The Stimulus Deal and the Three-Martini Lunch

Apparently one of the non-negotiable requirements of Republicans in forging the stimulus package this weekend was what has been called the three-martini lunch, referring their insistence on amending the Internal Revenue Code to allow a 100% business deduction for the cost of meals, including alcoholic beverages, at which business is discussed rather than the 50% deduction that has been permitted for many years. 

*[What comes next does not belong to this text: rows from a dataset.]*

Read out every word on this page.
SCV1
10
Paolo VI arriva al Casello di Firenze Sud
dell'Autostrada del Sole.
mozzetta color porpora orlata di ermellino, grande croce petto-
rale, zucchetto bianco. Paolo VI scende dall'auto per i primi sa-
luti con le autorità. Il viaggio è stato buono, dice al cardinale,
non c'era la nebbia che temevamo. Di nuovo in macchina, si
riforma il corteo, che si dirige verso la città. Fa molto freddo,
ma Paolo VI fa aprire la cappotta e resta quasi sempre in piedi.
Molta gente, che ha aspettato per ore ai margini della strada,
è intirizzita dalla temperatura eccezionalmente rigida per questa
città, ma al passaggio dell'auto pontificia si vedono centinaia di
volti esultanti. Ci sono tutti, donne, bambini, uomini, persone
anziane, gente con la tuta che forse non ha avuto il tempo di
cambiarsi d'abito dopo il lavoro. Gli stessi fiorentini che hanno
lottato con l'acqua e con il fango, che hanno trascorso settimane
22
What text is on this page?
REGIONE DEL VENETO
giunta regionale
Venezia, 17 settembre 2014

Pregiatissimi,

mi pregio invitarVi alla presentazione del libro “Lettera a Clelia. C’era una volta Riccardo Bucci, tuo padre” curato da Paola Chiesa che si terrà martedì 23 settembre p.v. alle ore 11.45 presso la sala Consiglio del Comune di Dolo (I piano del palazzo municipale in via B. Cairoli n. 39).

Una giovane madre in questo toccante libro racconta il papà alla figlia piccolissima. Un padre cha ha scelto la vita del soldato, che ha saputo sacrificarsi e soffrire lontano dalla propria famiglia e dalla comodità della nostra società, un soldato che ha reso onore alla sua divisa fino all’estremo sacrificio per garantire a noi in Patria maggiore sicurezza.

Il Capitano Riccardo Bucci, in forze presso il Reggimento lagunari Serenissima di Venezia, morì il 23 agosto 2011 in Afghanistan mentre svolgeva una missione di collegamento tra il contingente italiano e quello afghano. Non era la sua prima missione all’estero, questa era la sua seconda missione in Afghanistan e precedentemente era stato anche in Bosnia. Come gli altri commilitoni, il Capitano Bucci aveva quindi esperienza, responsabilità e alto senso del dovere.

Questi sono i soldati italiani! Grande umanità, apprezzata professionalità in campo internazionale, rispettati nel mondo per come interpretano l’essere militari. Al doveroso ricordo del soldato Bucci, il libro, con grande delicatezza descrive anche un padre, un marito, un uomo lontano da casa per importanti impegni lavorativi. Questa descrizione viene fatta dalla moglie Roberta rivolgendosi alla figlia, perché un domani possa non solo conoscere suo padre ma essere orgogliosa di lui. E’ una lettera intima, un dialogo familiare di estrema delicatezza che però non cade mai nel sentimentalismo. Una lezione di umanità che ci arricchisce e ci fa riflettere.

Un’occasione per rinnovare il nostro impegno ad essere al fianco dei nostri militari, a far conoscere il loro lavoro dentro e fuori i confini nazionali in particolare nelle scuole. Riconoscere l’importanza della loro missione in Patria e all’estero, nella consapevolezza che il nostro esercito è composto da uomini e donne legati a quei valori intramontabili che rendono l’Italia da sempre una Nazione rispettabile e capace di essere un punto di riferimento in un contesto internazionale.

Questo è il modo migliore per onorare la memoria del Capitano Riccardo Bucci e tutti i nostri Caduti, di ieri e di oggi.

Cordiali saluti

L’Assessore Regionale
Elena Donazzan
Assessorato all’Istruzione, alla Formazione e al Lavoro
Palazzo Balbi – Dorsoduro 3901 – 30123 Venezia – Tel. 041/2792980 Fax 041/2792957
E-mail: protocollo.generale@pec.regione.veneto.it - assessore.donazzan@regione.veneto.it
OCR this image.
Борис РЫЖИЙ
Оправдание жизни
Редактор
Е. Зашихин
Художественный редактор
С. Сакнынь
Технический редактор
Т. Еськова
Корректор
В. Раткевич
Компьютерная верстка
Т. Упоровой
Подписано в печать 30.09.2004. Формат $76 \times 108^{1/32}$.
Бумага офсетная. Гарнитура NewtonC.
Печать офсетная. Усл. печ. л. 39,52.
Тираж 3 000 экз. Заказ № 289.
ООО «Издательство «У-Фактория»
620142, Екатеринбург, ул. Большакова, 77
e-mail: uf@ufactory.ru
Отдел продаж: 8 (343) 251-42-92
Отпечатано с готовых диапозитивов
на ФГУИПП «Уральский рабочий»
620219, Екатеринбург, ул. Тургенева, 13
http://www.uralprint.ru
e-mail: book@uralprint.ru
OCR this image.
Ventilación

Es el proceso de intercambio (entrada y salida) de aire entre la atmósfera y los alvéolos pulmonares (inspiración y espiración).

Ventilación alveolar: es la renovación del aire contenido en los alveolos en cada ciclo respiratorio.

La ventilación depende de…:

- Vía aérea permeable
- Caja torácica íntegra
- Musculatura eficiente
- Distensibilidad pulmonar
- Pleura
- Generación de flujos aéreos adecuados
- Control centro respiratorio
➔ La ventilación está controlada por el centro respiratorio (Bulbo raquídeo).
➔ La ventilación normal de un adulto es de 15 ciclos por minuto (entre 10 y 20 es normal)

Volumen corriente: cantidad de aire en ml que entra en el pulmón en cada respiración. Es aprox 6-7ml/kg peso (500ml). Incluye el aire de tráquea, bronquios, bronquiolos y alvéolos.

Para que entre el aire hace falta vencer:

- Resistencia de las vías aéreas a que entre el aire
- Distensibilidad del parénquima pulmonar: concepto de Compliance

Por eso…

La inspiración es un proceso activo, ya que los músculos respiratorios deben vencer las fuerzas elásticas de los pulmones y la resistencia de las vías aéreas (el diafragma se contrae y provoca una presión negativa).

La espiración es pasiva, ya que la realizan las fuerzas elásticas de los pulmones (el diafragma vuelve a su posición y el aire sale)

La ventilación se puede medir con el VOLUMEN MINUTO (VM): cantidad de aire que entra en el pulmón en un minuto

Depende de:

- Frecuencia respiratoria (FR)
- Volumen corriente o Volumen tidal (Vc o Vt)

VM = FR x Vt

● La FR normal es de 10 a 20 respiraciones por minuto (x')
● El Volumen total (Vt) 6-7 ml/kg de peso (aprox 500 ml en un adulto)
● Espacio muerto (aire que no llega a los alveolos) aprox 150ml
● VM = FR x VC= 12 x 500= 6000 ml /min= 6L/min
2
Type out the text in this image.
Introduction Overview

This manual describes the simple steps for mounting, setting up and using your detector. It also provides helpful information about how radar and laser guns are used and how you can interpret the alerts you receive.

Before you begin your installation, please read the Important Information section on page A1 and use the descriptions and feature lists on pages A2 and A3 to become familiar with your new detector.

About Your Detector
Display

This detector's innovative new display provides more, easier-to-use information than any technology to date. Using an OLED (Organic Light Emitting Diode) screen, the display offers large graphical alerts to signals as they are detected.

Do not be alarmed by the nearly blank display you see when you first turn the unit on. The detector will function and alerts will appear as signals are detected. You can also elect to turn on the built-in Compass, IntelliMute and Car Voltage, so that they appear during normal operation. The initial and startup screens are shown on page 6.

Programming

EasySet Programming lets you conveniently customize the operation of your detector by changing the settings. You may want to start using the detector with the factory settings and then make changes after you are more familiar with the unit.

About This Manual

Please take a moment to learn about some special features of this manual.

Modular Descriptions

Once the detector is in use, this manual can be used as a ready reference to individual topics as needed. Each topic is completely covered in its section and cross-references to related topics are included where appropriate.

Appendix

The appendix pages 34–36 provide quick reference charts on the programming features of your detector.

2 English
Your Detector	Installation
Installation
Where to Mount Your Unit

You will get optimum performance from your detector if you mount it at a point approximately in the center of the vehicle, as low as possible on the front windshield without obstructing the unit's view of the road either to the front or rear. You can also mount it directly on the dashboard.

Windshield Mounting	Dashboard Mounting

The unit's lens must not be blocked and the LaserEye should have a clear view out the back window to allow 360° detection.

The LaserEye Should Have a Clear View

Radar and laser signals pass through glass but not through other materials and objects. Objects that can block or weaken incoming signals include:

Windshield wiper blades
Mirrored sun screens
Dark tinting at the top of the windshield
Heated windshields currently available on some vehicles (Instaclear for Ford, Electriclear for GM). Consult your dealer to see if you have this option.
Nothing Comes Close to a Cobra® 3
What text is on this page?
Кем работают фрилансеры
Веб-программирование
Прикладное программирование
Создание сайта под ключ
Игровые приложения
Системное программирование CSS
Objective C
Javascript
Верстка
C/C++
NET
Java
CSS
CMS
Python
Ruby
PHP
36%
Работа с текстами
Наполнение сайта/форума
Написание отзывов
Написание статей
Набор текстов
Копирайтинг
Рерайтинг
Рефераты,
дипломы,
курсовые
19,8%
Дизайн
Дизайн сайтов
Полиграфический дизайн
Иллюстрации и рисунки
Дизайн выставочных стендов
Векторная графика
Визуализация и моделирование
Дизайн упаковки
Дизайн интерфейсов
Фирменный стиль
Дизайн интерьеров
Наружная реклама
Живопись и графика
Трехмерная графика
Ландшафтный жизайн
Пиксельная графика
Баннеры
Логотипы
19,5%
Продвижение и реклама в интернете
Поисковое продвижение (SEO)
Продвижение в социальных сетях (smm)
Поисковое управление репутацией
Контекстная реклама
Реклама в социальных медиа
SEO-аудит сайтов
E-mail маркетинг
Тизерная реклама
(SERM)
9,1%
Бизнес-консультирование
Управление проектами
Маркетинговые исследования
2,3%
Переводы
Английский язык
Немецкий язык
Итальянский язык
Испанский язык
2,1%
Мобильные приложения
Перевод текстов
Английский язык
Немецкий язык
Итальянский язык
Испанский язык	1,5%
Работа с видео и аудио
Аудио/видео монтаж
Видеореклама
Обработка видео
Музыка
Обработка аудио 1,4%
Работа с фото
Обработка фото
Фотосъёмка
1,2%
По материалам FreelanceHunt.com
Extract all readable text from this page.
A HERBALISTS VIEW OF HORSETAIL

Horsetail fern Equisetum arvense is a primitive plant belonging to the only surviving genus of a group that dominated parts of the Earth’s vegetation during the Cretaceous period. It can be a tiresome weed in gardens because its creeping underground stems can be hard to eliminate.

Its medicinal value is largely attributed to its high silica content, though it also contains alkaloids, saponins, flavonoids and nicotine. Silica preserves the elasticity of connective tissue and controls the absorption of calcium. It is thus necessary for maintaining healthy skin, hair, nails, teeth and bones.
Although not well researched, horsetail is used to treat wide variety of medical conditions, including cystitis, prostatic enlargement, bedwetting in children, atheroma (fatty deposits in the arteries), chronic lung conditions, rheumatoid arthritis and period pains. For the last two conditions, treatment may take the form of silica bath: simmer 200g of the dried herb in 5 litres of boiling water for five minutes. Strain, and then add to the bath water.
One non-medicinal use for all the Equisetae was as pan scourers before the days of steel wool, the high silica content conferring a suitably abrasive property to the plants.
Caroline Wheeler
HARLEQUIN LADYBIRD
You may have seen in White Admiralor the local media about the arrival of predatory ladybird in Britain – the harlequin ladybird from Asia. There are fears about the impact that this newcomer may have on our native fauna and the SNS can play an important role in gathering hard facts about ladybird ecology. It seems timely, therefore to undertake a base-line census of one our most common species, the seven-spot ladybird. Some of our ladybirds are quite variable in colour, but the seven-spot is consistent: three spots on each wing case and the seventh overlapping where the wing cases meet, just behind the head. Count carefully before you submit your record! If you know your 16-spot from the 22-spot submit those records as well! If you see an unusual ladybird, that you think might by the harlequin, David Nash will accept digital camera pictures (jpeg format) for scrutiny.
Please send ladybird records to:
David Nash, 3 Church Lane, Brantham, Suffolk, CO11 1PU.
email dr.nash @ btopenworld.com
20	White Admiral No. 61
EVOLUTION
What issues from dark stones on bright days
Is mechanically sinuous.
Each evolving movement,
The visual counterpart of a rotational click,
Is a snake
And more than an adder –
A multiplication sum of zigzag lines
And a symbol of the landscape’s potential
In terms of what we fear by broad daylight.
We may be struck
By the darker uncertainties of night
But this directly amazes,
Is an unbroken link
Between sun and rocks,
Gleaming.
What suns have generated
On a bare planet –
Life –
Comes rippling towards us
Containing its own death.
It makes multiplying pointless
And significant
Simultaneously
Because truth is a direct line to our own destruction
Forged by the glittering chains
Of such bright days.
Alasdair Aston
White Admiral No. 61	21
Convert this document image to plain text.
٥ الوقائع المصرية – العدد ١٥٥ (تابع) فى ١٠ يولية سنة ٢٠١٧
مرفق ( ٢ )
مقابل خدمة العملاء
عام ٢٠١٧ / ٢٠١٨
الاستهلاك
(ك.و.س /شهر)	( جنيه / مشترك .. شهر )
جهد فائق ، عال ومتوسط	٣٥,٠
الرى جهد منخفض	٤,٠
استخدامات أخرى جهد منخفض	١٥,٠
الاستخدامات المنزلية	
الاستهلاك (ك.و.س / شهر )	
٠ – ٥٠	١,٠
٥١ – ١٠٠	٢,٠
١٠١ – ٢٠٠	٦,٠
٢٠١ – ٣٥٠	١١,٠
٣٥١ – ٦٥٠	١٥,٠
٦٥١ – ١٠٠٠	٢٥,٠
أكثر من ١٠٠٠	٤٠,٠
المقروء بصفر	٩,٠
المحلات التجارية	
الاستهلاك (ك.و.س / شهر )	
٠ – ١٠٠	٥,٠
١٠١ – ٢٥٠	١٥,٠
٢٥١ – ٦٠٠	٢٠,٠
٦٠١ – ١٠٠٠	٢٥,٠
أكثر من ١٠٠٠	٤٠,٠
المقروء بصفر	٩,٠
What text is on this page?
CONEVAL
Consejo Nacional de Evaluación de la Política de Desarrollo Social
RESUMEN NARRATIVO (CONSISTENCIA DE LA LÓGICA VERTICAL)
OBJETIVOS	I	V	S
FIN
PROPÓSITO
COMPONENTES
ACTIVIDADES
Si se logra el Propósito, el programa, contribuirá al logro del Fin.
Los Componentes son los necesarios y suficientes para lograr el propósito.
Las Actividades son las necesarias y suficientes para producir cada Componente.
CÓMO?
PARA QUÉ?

I once had occasion to look up the language of this provision in the Code and, as I recall, to qualify for the deduction, discussion at the meal didn’t have to be fully devoted to business matters, or even substantially devoted to business matters, or even significantly devoted to business matters. A two-hour long lunch including three martinis would be 50% deductible as long as it included at least some discussion of business. Now the cost of such a lunch will be 100% deductible. The argument for amending the Code to provide for such an egregiously regressive tax break, was that it will help the restaurant industry. If the government wants to help the restaurant industry it would be vastly more efficient to provide it with targeted subsidies. The insistence of Republicans on subsidizing three-martini lunches demonstrates that, as Jennifer Rubin put it in one of her Washington Post columns yesterday, they are “apparently more interested in grabbing stray goodies for the donor class than in helping the country fend off a full-fledged recession.”